Jene zwei Aussagen sind:


1. Der Mensch ist zugleich nicht Mensch.
Verneinung: Es ist nicht der Fall, dass der Mensch zugleich nicht Mensch ist.
Oder: Der Mensch nicht zugleich nicht Mensch.
2. Der Mensch ist weder Mensch noch nicht Mensch.
Verneinung: Es ist nicht der Fall, dass der Mensch weder Mensch noch nicht
Mensch ist.

Erklärung:
„Denn jene zwei Aussagen haben zwei Verneinungen“:
1. Der Mensch ist Mensch. Verneinung: Der Mensch ist nicht Mensch.
2. Der Mensch ist nicht Mensch. Verneinung: Der Mensch ist Mensch.
„Oder wenn man dieselbe als eine einzige aus beiden gebildet ansieht“:
Der Mensch ist zugleich nicht Mensch.

„so würde auch diese als eine einzige entgegengesetzt sein.“:


Der Mensch ist weder Mensch noch nicht Mensch.
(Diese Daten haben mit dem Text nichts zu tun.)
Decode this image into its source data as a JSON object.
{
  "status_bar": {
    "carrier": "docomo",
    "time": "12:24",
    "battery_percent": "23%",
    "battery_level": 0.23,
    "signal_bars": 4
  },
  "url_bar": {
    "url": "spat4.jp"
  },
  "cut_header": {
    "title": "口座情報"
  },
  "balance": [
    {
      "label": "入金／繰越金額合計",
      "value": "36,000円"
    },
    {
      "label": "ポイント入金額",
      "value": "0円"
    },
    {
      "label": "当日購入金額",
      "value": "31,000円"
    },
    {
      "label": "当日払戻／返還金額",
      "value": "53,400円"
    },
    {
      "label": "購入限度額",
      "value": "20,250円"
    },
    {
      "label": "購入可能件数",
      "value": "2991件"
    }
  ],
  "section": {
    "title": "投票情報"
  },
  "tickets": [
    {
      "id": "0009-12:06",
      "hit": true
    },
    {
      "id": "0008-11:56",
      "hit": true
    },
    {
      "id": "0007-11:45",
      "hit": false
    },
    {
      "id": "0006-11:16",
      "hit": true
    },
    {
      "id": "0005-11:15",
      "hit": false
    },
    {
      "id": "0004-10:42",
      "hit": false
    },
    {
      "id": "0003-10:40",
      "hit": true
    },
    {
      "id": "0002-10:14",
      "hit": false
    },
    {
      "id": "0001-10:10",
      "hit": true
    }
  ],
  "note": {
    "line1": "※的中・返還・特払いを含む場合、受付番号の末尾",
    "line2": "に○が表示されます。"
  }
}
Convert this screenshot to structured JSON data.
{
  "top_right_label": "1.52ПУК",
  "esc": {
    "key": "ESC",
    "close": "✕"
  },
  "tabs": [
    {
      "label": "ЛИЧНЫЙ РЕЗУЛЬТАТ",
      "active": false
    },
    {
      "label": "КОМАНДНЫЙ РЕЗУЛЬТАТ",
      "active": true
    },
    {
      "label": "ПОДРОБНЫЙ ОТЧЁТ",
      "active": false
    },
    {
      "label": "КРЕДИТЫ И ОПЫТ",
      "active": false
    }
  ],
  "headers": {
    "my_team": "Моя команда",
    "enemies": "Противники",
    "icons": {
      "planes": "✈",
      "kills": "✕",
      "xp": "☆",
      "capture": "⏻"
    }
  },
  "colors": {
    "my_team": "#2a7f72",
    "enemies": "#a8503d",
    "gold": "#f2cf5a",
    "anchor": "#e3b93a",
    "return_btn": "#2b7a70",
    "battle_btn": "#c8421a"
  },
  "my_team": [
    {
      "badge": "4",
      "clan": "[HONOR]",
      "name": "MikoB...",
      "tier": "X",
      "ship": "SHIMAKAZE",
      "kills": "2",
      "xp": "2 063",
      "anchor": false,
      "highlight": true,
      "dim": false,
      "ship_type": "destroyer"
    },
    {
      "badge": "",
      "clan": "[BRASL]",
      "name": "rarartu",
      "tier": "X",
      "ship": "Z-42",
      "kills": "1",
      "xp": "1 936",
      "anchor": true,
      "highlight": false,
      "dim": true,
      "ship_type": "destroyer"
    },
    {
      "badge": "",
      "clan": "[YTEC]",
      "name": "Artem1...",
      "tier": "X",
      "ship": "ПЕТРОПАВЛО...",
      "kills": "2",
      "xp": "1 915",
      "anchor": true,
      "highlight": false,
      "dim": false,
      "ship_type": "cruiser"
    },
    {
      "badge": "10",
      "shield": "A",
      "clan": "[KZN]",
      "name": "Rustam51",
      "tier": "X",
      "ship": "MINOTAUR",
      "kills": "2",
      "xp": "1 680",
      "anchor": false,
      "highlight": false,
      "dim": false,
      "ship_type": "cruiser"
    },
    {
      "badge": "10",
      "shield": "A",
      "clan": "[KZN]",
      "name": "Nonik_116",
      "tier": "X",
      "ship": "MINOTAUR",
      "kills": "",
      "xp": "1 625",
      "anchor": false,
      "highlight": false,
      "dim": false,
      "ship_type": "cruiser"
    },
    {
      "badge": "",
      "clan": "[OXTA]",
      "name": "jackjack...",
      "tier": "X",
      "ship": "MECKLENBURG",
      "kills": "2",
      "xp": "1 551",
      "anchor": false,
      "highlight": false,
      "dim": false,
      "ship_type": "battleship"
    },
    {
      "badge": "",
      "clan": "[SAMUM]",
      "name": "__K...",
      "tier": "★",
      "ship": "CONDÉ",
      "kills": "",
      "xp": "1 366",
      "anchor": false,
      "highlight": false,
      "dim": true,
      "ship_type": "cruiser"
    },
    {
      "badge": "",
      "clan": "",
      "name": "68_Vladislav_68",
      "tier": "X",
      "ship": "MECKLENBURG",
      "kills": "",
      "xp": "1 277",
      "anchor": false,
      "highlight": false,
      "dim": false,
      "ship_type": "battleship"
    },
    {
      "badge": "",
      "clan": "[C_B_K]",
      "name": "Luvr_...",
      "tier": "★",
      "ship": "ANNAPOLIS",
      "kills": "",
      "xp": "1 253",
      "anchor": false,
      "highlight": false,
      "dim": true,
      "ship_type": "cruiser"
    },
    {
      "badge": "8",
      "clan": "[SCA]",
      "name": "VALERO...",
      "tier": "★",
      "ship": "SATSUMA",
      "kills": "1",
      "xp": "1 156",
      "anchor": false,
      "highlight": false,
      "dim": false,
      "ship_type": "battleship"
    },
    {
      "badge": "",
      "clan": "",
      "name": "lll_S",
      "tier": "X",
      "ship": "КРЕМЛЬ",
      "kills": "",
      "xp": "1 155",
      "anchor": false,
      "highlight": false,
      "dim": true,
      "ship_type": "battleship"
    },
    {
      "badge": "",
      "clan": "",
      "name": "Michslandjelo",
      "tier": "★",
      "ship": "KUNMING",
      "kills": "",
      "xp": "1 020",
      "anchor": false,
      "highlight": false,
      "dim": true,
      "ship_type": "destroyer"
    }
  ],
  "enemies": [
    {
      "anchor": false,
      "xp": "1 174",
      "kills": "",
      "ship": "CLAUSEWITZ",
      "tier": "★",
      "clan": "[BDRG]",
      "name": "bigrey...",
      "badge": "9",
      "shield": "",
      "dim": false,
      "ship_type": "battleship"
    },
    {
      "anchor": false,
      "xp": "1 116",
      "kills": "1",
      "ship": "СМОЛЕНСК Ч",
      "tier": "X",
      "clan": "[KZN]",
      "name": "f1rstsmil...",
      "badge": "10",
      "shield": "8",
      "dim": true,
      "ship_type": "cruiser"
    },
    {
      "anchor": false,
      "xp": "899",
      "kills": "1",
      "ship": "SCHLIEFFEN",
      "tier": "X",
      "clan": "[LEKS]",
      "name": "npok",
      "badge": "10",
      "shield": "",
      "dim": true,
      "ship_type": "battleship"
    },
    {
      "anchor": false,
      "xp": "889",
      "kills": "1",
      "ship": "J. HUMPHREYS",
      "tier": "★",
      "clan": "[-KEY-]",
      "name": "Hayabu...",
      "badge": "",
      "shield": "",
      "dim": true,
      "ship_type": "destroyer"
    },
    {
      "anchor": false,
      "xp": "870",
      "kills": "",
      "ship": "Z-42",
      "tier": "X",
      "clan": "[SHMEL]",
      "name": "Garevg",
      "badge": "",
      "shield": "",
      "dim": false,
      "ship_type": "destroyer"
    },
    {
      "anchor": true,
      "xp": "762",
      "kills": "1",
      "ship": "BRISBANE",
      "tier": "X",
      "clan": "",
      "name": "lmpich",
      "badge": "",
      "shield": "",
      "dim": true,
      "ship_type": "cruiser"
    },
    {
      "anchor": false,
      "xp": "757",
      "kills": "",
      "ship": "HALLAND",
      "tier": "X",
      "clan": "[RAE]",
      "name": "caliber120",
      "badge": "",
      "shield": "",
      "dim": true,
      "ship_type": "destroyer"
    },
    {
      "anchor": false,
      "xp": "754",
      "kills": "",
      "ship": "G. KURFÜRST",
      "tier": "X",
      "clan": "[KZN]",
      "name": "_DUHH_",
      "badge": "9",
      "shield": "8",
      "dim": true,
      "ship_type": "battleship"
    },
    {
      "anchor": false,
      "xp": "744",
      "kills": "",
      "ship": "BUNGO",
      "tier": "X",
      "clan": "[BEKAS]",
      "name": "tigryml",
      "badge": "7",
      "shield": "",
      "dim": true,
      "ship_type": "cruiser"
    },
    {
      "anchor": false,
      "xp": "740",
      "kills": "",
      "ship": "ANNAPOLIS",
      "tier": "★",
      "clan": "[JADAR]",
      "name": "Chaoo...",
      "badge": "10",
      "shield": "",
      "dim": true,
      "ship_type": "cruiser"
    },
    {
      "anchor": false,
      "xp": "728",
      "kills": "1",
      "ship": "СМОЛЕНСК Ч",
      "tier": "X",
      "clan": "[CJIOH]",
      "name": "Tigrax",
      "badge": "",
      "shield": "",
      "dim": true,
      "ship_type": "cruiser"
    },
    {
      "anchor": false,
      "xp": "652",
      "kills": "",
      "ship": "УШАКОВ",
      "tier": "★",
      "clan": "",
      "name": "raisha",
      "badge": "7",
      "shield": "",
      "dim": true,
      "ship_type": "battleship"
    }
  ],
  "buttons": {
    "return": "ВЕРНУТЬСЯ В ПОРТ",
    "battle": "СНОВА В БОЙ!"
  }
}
Tertium non datur, ein Drittes ist nicht vorhanden, lautet der Grundsatz vom
ausgeschlossenen Dritten (Principium exclusi tertii seu medii inter duo contradictoria), nach
welchem Urteile, die bei gleichem Subjekte kontradiktorisch einander entgegengesetzte
Prädikate haben (z.B. A = B, A ist nicht = B), nicht beide falsch sein können und nicht die
Wahrheit eines dritten Urteils zulassen, so daß eins von beiden wahr sein muß. Aus der
Falschheit des einen folgt daher die Wahrheit des anderen. Denn die Falschheit der Bejahung
ist gleichbedeutend mit der Abweichung der Vorstellungskombination von der Wirklichkeit,
folglich mit der Wahrheit der Verneinung. Der obige Satz gilt übrigens nur von
kontradiktorischen, nicht von konträren Prädikaten gleicher Subjekte; diese können beide
falsch oder beide richtig sein.

4. Beweis. Unsinnige Folgen der vollständigen und der teilweisen Leugnung des
Satzes vom Widerspruch.
Der vierte Beweis versucht zu zeigen, dass aus der vollständigen oder teilweisen
Leugnung des Satzes Unsinniges folgt.
Vollständige Leugnung: der Satz vom Widerspruch trifft auf alle Dinge.
Teilweise Leugnung: der Satz vom Widerspruch trifft nur auf einige Dinge.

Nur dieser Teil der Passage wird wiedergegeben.